Mountain Man began by planting two saplings about one and a half feet deep, directly across from each other. He then bent the tops towards each other and twisted the branches together. To my surprise, they held easily. It seemed to me that their natural springiness would make it difficult to join them, but they twined together like teenagers at a dance. After that, "construction" became a matter of planting more trees around the perimeter of the circle, bending the tops down, and joining them as before. Smaller saplings were woven horizontally through the uprights.

When I asked Mountain Man to explain his technique, he replied, "I just kinda let the tree tell me what it wants to do."

The resulting structure looks a lot like a giant basket, and already provides a great deal of shade. I can't wait to see what it will look like with a covering of red-blossomed runner beans. My only disappointment is that you can't build a permanent home this way. What a way to build! No blueprints to squint at, no nails to drive, no angles to join, no math to do - a completely intuitional way of creating.

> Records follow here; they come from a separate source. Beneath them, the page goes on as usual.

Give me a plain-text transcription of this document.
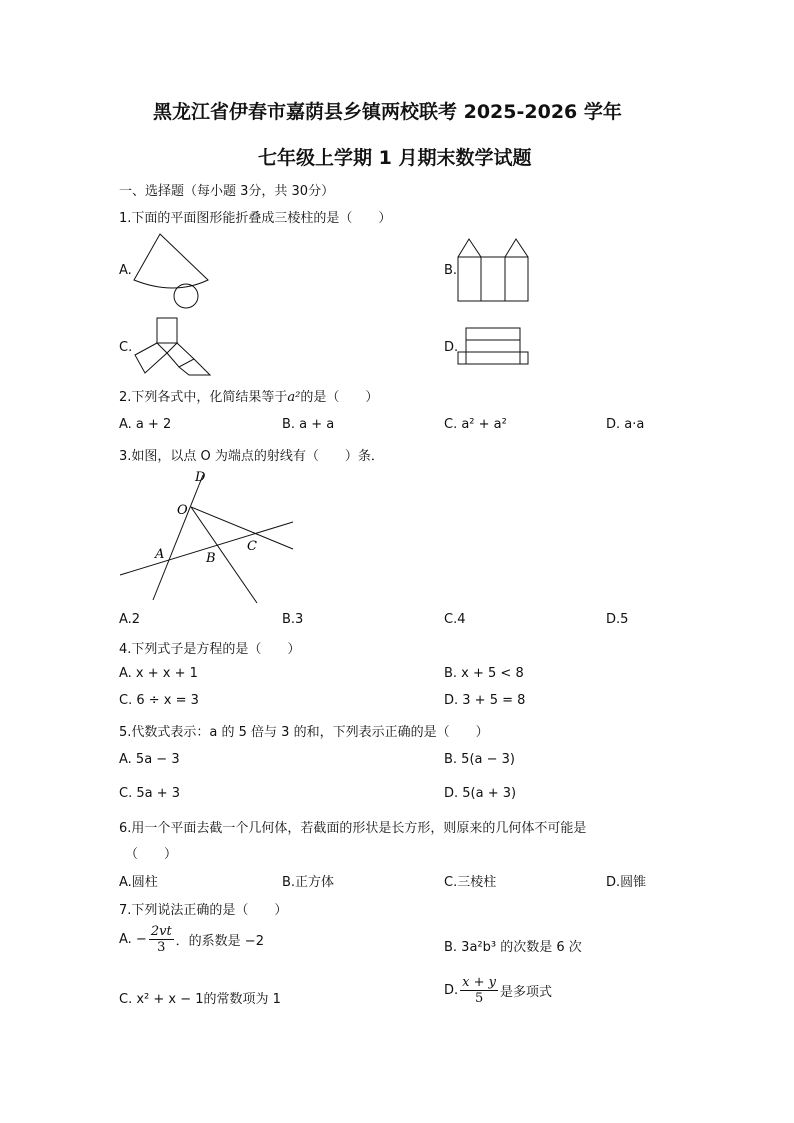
黑龙江省伊春市嘉荫县乡镇两校联考 2025-2026 学年
七年级上学期 1 月期末数学试题
一、选择题（每小题 3分，共 30分）
1.下面的平面图形能折叠成三棱柱的是（　　）
A.	B.
C.	D.
2.下列各式中，化简结果等于a²的是（　　）
A. a + 2	B. a + a	C. a² + a²	D. a·a
3.如图，以点 O 为端点的射线有（　　）条．
D
O
A	B
C
A.2	B.3	C.4	D.5
4.下列式子是方程的是（　　）
A. x + x + 1	B. x + 5 < 8
C. 6 ÷ x = 3	D. 3 + 5 = 8
5.代数式表示：a 的 5 倍与 3 的和，下列表示正确的是（　　）
A. 5a − 3	B. 5(a − 3)
C. 5a + 3	D. 5(a + 3)
6.用一个平面去截一个几何体，若截面的形状是长方形，则原来的几何体不可能是
（　　）
A.圆柱	B.正方体	C.三棱柱	D.圆锥
7.下列说法正确的是（　　）
A. − $\frac{2vt}{3}$ ．的系数是 −2	B. 3a²b³ 的次数是 6 次
C. x² + x − 1的常数项为 1
D. $\frac{x + y}{5}$ 是多项式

There's a lesson here, I just know it, although I'm trying hard to just enjoy my shade house for what it is, rather than trying to make it stand for some gigantic philosophical tangent I'm taking. I think it's a reminder of what can happen when we don't demand utter control over things, when we let circumstances and the materials at hand dictate our path. When we let the tree tell us what it wants to do.

Saturday, July 01, 2006















Shoo, Fly - Don't Bother Me!


Visitors to Old Man Farm often find themselves dancing. Within minutes of their arrival, people are hopping from side to side, waving their arms in the air, and dodging to and fro in an exotic rhythm reminiscent of experimental modern dance.

I'd love to be able to say that these folks are inspired by the landscape, or that their souls are so deeply moved by all we've accomplished here (muffled laughter) that they are dancing for joy. But I can't. The cold, hard truth is that most of our visitors have never encountered the sheer diversity of biting insects that exist here in God's Country. They dance because they are unused to being welcomed by a winged horde intent on making them - literally - one with nature.

You have to appreciate that each insect has its own personality, and will greet you accordingly. Clouds of black flies descend like adoring groupies, and try to get to know you intimately by crawling inside your ears, nose, and mouth. The mosquitoes greet you in embracing swarms, reaching out with long appendages to beckon you "come hither." At night, there are the no-see-ums - shy creatures that approach quietly en masse, leaving you with a sense of betrayal and burning. Finally, the horse flies and deer flies offer their up-front, no-nonsense greeting - "Hello! I'm here to bite you painfully on the ass."

Visitors to Paradise are often completely undone by this welcome. They huddle in the house, or swathe themselves like living mummies and go stumbling about in the fields. They fumigate themselves with enough chemicals to kill an entire Insectarium. They complain. Loudly. There is almost a sense of moral outrage. People want to imagine a pastoral ideal - gently rolling hills of green dotted by contented cows; fields of daisy and buttercup; the contented farmer surveying his domain. Nobody ever imagines the flies.

Flies are, to my mind, the true litmus test of whether someone can survive and thrive in this setting. People who are suited to country life discover and embrace one secret: Flies are a state of mind.

Think about it. There are over 100 species of black flies in Canada. The mosquito exists everywhere in North America, except for a couple of tiny islands in the Arctic (a setting which, despite its admirable lack of flies, has other obvious challenges). There are 75 species of horse fly, 42 of deer fly, and heaven-only-knows how many no-seeums (they're pretty small - perhaps they're too difficult to count). You can wear appropriate clothing, invest in a bug suit, avoid peak fly periods, adopt DEET as your new cologne, but the reality is - flies are unavoidable. Resistance is futile. You WILL be assimilated... at least, portions of you.